Once IfATE’s functions have been subsumed by the education secretary, the Department for Education will decide what to allocate to Skills England and what to keep for itself.

See the full FE Week article HERE.

See DfE’s useful policy summary HERE.

UVAC’s current views and insights:

– The language of Skills England’s creation is very much linked to a particular, party political, view – that our skills system is in a mess, with the role of Skills England bringing together a fractured skills landscape to develop a shared ambition to boost skills.

–  Skills England’s function to identify skills needs and ensure skills policy is aligned with the needs of the economy is an interesting idea underpinned by opinion that has fallen into the trap of assuming that the apprenticeship and skills systems has nothing to celebrate and that in apprenticeships especially, the last 10 years has resulted in a system of delivery at level 6 and level 7 that is ‘too expensive’, diverts funding from young people who need lower-level skills programmes, are re-packaged graduate schemes, abused by employers who re-badge existing staff as apprentices, represents a middle class land grab or, indeed, not in the spirit of apprenticeships at all but ‘fake apprenticeships’; that, in effect, they are not ‘proper’ apprenticeships.

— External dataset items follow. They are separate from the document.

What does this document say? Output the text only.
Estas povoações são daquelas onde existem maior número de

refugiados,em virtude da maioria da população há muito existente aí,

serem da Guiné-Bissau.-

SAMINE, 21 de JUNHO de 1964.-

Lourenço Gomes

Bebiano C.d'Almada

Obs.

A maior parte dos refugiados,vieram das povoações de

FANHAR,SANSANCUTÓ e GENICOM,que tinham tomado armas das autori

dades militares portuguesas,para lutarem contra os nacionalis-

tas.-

UVAC would rather that there was recognition for the excellence they bring in creating progression pathways into the skilled professions. It is disappointing that the narrative has returned to what apprenticeships have historically been.

– We know that Skills England  will work closely with the Migration Advisory Council to identify skills shortages and demand with the aim of training our resident population rather than always looking to net migration to fill high-skilled occupations, and presumably the Department for Work and Pensions which means they may collaboratively develop the skills shortage list based on – we assume – the industrial strategy. This is a sensible place to start, but there is no doubt it will pose a challenge to providers to respond to an ever changing playing field. It needs to be a long-term and consistent list, with flexibility built in – nothing is more disruptive than ever-moving goalposts.

– We have to be hopeful that the formation of Skills England and the inter-departmental brief it has, particularly the connection to the industrial strategy, will go some way to solve this ideological problem: that some parts of the apprenticeship system are not comfortable with the inevitable outcome of market choices which for some time now has seen employers recruit larger volumes of higher level apprenticeships and migrated upwards the demand for skills.

– Skills England will advise on the type of provision which falls under flexible training. Modular courses are expected to feature on the list, including modules at levels 4-5. So, if Skills England decides to become involved in the funding, expansion and planning of vocational sub-degrees funded through the HE system, the quango will be a big deal for HE and not just for apprenticeship delivery.

– In the name of developing a comprehensive post-16/18 skills system, Skills England may also want to have a say over the development of stand-alone modular courses in the regulated HE system whether Labour runs with the Lifelong Loan Entitlement or not.

– It is suggested the Skills England will be operational by 1 April 2025 and while they might decide what is fundable (with particular reference to level 7 provision)  it is not clear if it will get to decide what proportion of the levy can be spent on non-apprenticeship training.